Isto permitiria, por exemplo, deixar mais
claro o custo da intermediação financeira nos processos produtivos, outro tipo
de gargalo que encarece muito o produto final e reduz a produtividade da
cadeia. Permitiria também estimular investimentos complementares nas áreas do
gargalo, de forma a diversificar a oferta e reduzir o efeito de cartelização
(monopsônios ou oligopsônios, no jargão econômico). Seria um instrumento
poderoso para o CADE identificar pontos de incidência para políticas
anti-truste e de defesa de mecanismos de mercado. E melhoraria a relação de
força dos produtores frente aos intermediários, cada vez mais desequilibrada.
O que não podemos é continuar a manter
esta situação em que todos sabemos do entrave que representam os atravessadores
de diversos tipos para a dinamização da produção e do consumo, mas não se
produz nenhuma informação adequada sobre como se constrói o preço final de cada
produto. Não basta medir a inflação, temos de ver como se gera, e quem a gera.

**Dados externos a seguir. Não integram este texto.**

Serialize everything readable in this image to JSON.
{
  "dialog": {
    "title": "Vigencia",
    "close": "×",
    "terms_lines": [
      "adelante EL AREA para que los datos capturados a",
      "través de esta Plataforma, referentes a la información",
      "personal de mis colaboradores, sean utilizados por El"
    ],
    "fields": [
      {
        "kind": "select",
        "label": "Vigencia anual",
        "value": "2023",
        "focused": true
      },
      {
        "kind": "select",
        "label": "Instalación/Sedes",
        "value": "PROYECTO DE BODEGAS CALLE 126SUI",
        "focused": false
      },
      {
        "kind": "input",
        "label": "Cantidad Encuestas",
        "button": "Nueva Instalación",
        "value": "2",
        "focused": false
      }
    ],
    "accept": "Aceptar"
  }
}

Não é particularmente complexo comparar quanto vale no mercado atacadista o
ácido ascórbico, a popular vitamina C, com o que pagamos na farmácia.

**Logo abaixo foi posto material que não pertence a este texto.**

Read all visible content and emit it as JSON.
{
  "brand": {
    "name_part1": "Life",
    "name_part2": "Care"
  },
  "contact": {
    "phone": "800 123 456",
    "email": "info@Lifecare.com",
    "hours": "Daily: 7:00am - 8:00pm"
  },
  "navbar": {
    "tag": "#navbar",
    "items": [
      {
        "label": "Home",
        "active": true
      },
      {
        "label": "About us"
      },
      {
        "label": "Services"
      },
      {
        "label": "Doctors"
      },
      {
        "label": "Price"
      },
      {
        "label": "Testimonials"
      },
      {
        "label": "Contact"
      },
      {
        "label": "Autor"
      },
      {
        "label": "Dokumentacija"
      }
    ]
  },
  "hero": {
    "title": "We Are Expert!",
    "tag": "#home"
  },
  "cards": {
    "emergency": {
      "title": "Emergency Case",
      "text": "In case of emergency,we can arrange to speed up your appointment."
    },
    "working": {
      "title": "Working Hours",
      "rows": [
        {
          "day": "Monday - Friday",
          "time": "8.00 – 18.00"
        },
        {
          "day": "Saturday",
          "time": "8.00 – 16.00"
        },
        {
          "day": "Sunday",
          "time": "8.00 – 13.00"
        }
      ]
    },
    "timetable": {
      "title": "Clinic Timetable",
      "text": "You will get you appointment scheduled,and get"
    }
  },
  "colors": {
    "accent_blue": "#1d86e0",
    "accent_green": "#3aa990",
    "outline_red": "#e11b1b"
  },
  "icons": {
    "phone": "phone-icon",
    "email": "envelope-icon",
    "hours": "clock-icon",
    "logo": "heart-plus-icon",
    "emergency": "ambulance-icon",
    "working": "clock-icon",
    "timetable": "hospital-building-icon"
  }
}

Em termos de dinamização do processo
produtivo em geral, trata-se de identificar os gargalos que geram lucros
extraordinários sem agregação de valor correspondente. São os elos da cadeia
produtiva que inflam os preços e travam a expansão do ciclo produtivo. Com cada
vez menos grandes intermediários atravessando as principais cadeias produtivas,
trazer um pouco de luz para a compreensão da formação da cadeia de preços seria
fundamental. As diversas instituições que hoje seguem a inflação com tanto
detalhe poderiam, sem muita dificuldade, abrir uma janela de atividade
promissora, e prestar um bom serviço para a racionalização dos processos
produtivos.
—
¹ IAASTD – Agriculture at a Crossroad – International Assessment of
Agricultural Science and Technology for Development – Unep, New YORK, 2009
Ladislau
Dowbor é economista e professor titular no Departamento de Pós-Graduação da
Pontifícia Universidade Católica de São Paulo (PUC-SP).